Carmelo Gariffo |
di Simona Licandro
PALERMO. Carmelo Gariffo cercava soldi. Doveva pensare a se stesso e a tutta “la
famiglia”, zio Binnu compreso. Il nipote di Bernardo Provenzano, arrestato
nell’operazione Grande Passo 4 dopo essere uscito dal carcere nel 2014, aveva
deciso di estorcere il denaro un imprenditore di Alcamo, che stava costruendo
un campo sportivo nell’area di Corleone. E questo anche a costo di rompere
alcuni equilibri. Perché già sapeva che sicuramente dall’imprenditore – in sua assenza – si
era già presentato qualcun altro. "Non ti dico che... deve riuscire per
forza - dice Gariffo ad Antonino Di marco in una intercettazione - Ma ci
dobbiamo provare. Ci dobbiamo provare per tante ragioni. Una perché sono...
azzerato completamente. E poi penso perché ci sia bisogno, non sono il solo ad
avere il bisogno ma ce ne sono assai bisogno, il primo iniziando da mio zio e
mio zio, certe cose, non se le merita".
Quindi decidono di mettere a punto la richiesta di pizzo. Intanto,
bisognava capire se "quello" (un altro piccioto mandato dalla
famiglia reggente) aveva già "bussato" all'imprenditore oppure no.

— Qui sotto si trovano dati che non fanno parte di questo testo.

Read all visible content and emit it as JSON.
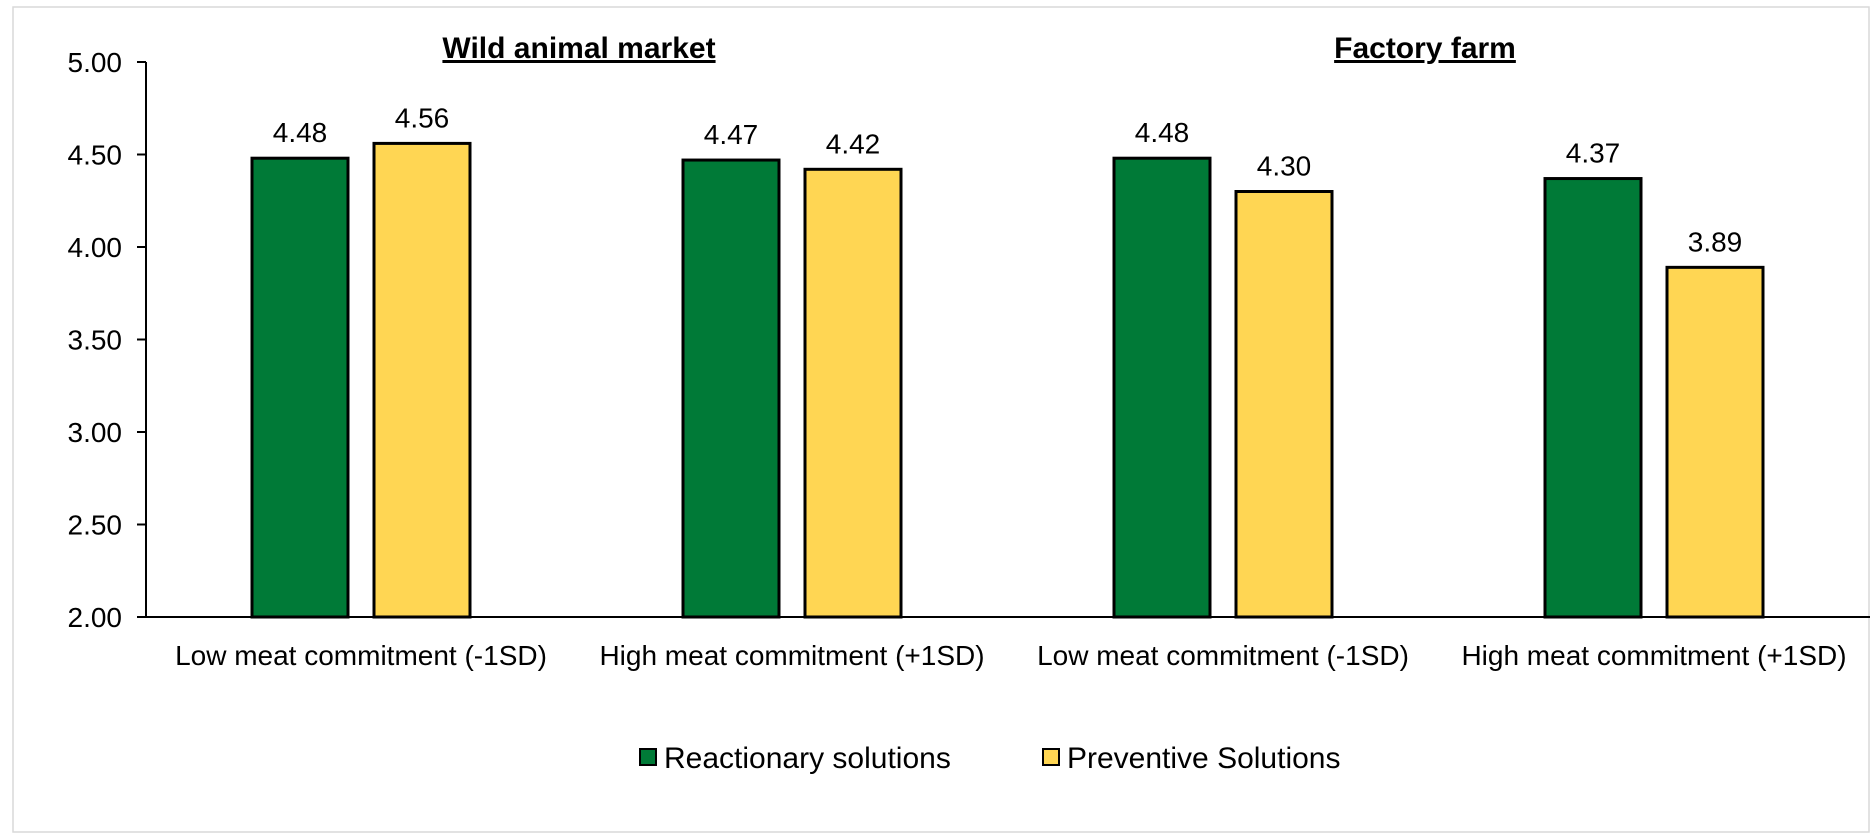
{
  "chart_data": {
    "type": "bar",
    "panel_titles": [
      "Wild animal market",
      "Factory farm"
    ],
    "categories": [
      "Low meat commitment (-1SD)",
      "High meat commitment (+1SD)",
      "Low meat commitment (-1SD)",
      "High meat commitment (+1SD)"
    ],
    "series": [
      {
        "name": "Reactionary solutions",
        "color": "#007A37",
        "values": [
          4.48,
          4.47,
          4.48,
          4.37
        ]
      },
      {
        "name": "Preventive Solutions",
        "color": "#FFD653",
        "values": [
          4.56,
          4.42,
          4.3,
          3.89
        ]
      }
    ],
    "data_labels": [
      [
        "4.48",
        "4.47",
        "4.48",
        "4.37"
      ],
      [
        "4.56",
        "4.42",
        "4.30",
        "3.89"
      ]
    ],
    "yticks": [
      "2.00",
      "2.50",
      "3.00",
      "3.50",
      "4.00",
      "4.50",
      "5.00"
    ],
    "ylim": [
      2.0,
      5.0
    ],
    "xlabel": "",
    "ylabel": "",
    "grid": false,
    "legend_position": "bottom"
  }
}
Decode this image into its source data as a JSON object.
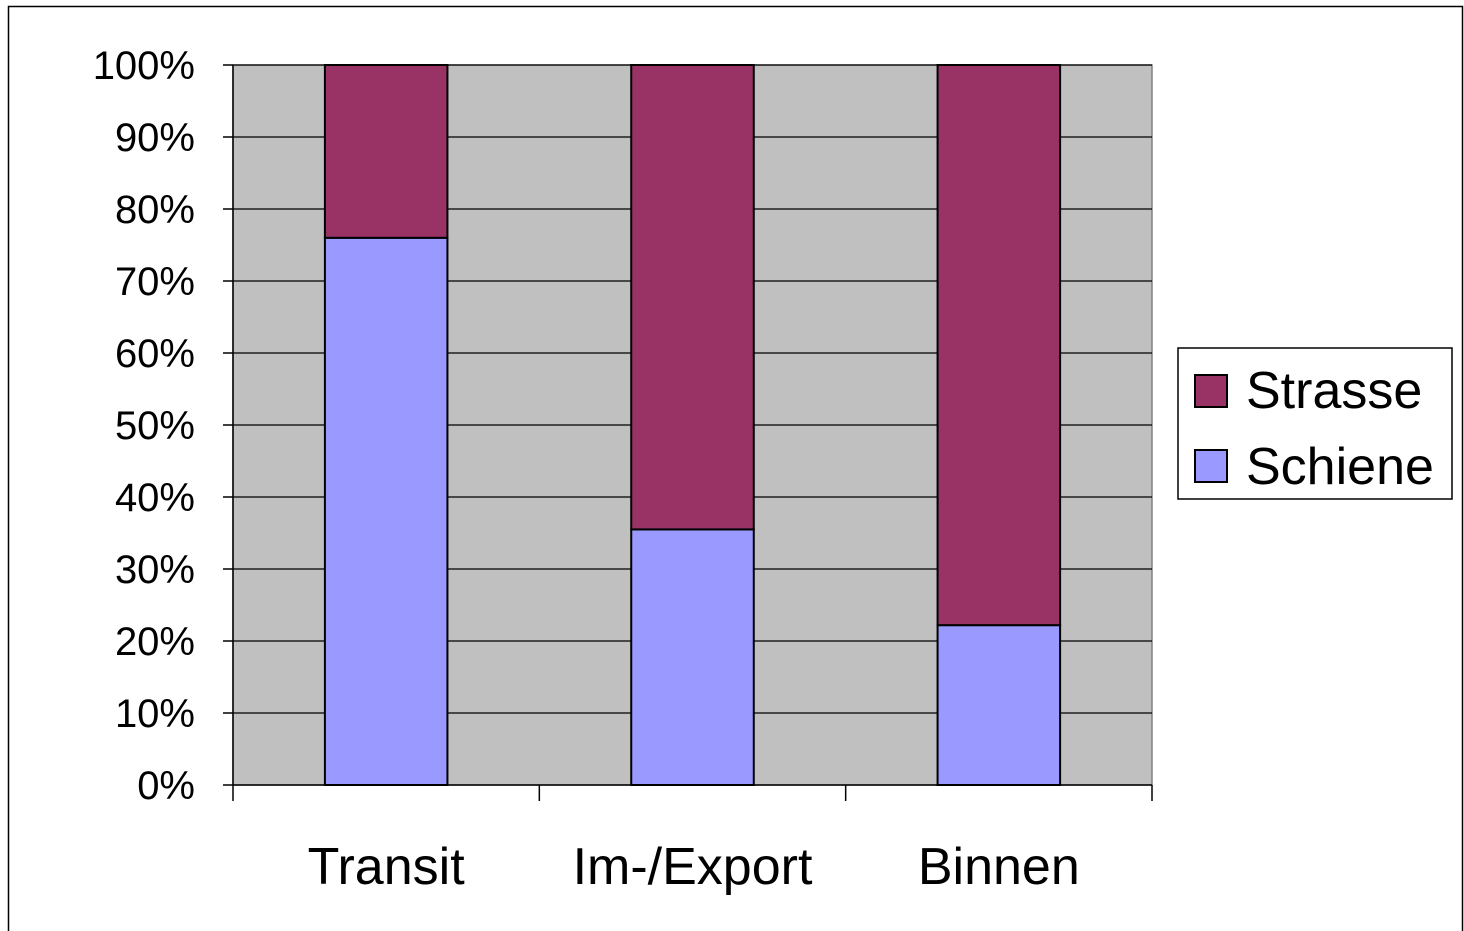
{
  "chart_data": {
    "type": "bar",
    "stacked": true,
    "categories": [
      "Transit",
      "Im-/Export",
      "Binnen"
    ],
    "series": [
      {
        "name": "Schiene",
        "values": [
          76,
          35.5,
          22.2
        ],
        "color": "#9999FF"
      },
      {
        "name": "Strasse",
        "values": [
          24,
          64.5,
          77.8
        ],
        "color": "#993366"
      }
    ],
    "ylim": [
      0,
      100
    ],
    "yticks": [
      0,
      10,
      20,
      30,
      40,
      50,
      60,
      70,
      80,
      90,
      100
    ],
    "ytick_labels": [
      "0%",
      "10%",
      "20%",
      "30%",
      "40%",
      "50%",
      "60%",
      "70%",
      "80%",
      "90%",
      "100%"
    ],
    "grid": true,
    "plot_background": "#C0C0C0",
    "legend": {
      "placement": "right",
      "entries": [
        "Strasse",
        "Schiene"
      ]
    }
  }
}
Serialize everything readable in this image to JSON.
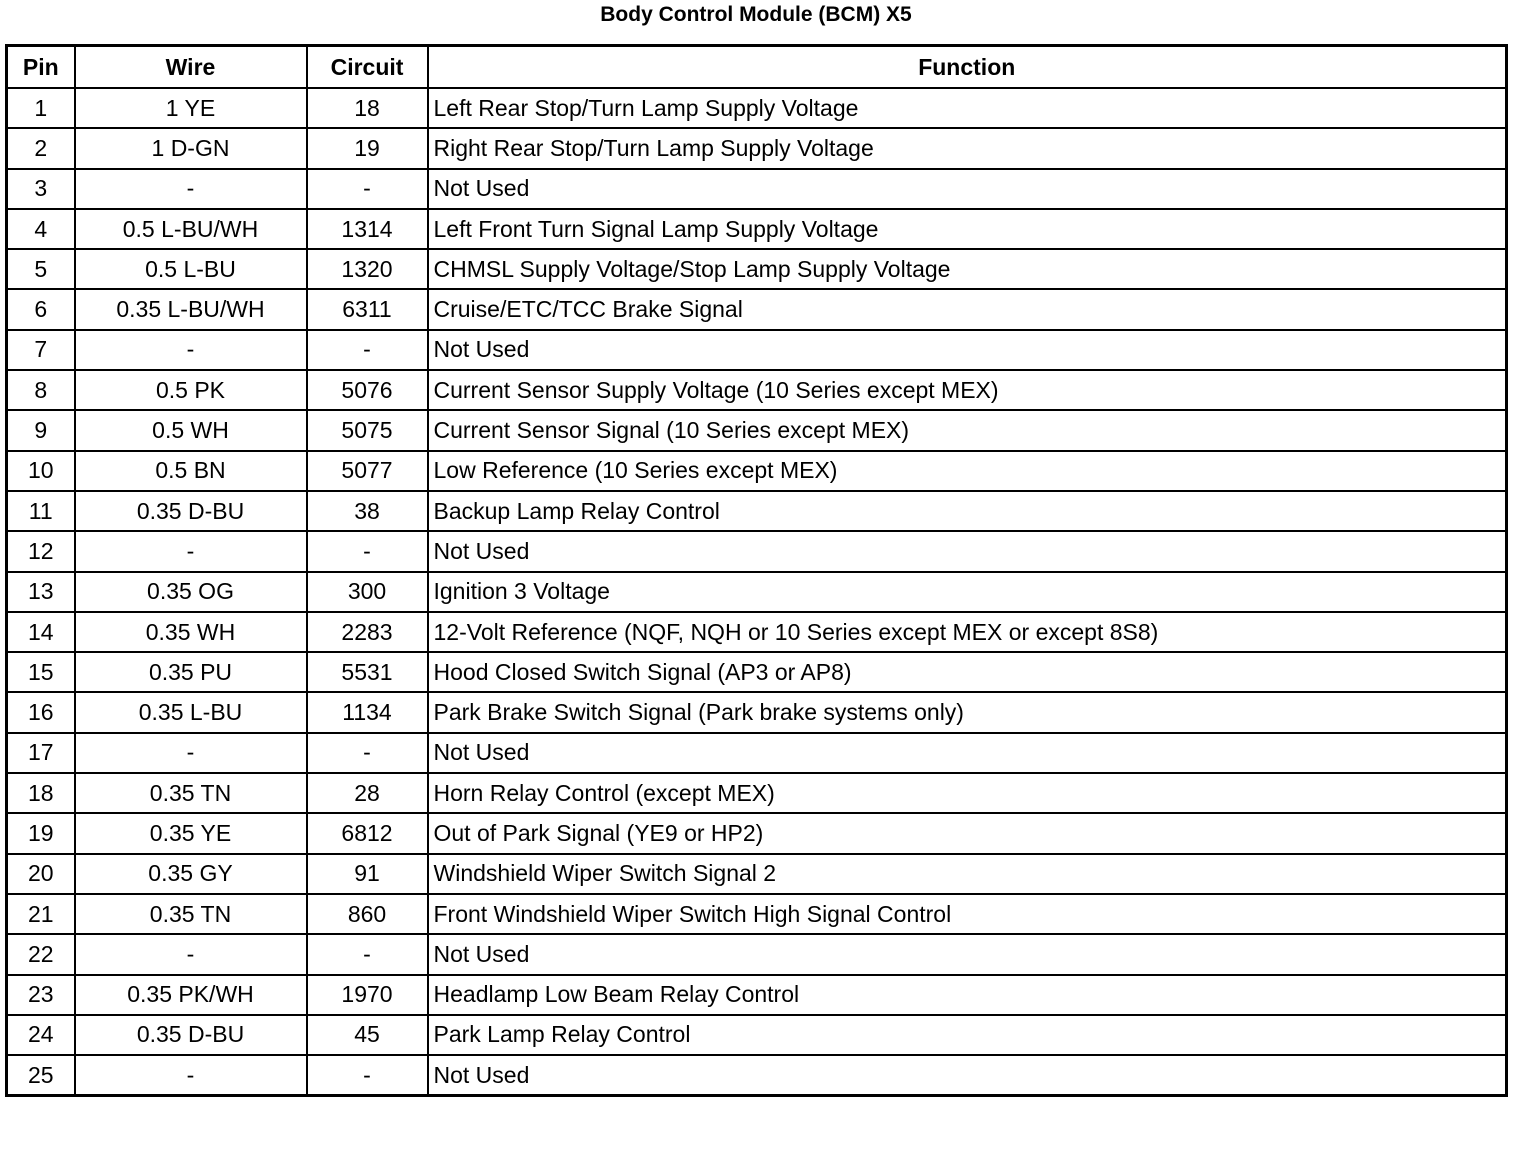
{
  "title": "Body Control Module (BCM) X5",
  "columns": [
    "Pin",
    "Wire",
    "Circuit",
    "Function"
  ],
  "rows": [
    [
      "1",
      "1 YE",
      "18",
      "Left Rear Stop/Turn Lamp Supply Voltage"
    ],
    [
      "2",
      "1 D-GN",
      "19",
      "Right Rear Stop/Turn Lamp Supply Voltage"
    ],
    [
      "3",
      "-",
      "-",
      "Not Used"
    ],
    [
      "4",
      "0.5 L-BU/WH",
      "1314",
      "Left Front Turn Signal Lamp Supply Voltage"
    ],
    [
      "5",
      "0.5 L-BU",
      "1320",
      "CHMSL Supply Voltage/Stop Lamp Supply Voltage"
    ],
    [
      "6",
      "0.35 L-BU/WH",
      "6311",
      "Cruise/ETC/TCC Brake Signal"
    ],
    [
      "7",
      "-",
      "-",
      "Not Used"
    ],
    [
      "8",
      "0.5 PK",
      "5076",
      "Current Sensor Supply Voltage (10 Series except MEX)"
    ],
    [
      "9",
      "0.5 WH",
      "5075",
      "Current Sensor Signal (10 Series except MEX)"
    ],
    [
      "10",
      "0.5 BN",
      "5077",
      "Low Reference (10 Series except MEX)"
    ],
    [
      "11",
      "0.35 D-BU",
      "38",
      "Backup Lamp Relay Control"
    ],
    [
      "12",
      "-",
      "-",
      "Not Used"
    ],
    [
      "13",
      "0.35 OG",
      "300",
      "Ignition 3 Voltage"
    ],
    [
      "14",
      "0.35 WH",
      "2283",
      "12-Volt Reference (NQF, NQH or 10 Series except MEX or except 8S8)"
    ],
    [
      "15",
      "0.35 PU",
      "5531",
      "Hood Closed Switch Signal (AP3 or AP8)"
    ],
    [
      "16",
      "0.35 L-BU",
      "1134",
      "Park Brake Switch Signal (Park brake systems only)"
    ],
    [
      "17",
      "-",
      "-",
      "Not Used"
    ],
    [
      "18",
      "0.35 TN",
      "28",
      "Horn Relay Control (except MEX)"
    ],
    [
      "19",
      "0.35 YE",
      "6812",
      "Out of Park Signal (YE9 or HP2)"
    ],
    [
      "20",
      "0.35 GY",
      "91",
      "Windshield Wiper Switch Signal 2"
    ],
    [
      "21",
      "0.35 TN",
      "860",
      "Front Windshield Wiper Switch High Signal Control"
    ],
    [
      "22",
      "-",
      "-",
      "Not Used"
    ],
    [
      "23",
      "0.35 PK/WH",
      "1970",
      "Headlamp Low Beam Relay Control"
    ],
    [
      "24",
      "0.35 D-BU",
      "45",
      "Park Lamp Relay Control"
    ],
    [
      "25",
      "-",
      "-",
      "Not Used"
    ]
  ]
}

"Penso che non sto parlando... ho poco da insegnarti, lo sai come devi
fare", diceva Garriffo a Di Marco. "Se lui mi dice - risponde Di
Marco - gli dico senti a me, gli dico. Come siamo combinati, gli dico. Ha
bussato non ha bussato, tutte cose...".
Secondo il gip, Gariffo nell'estromettere eventuali affiliati non
autorizzati alla riscossione, dimostrava di essere stato incaricato,
direttamente dal vertice dell'organizzazione di gestire personalmente la
questione. Eppure Gariffo non voleva scontrarsi con i Lo Bue, quindi rimaneva
cauto. Qursto atteggiamento faceva arrabbiare Di Marco. "Ora cediamo di
che si tratta..di che non si tratta. Ma quando? Gli ho detto: mentre il medico
studia il malato se ne va", diceva Di Marco al suo interlocutore.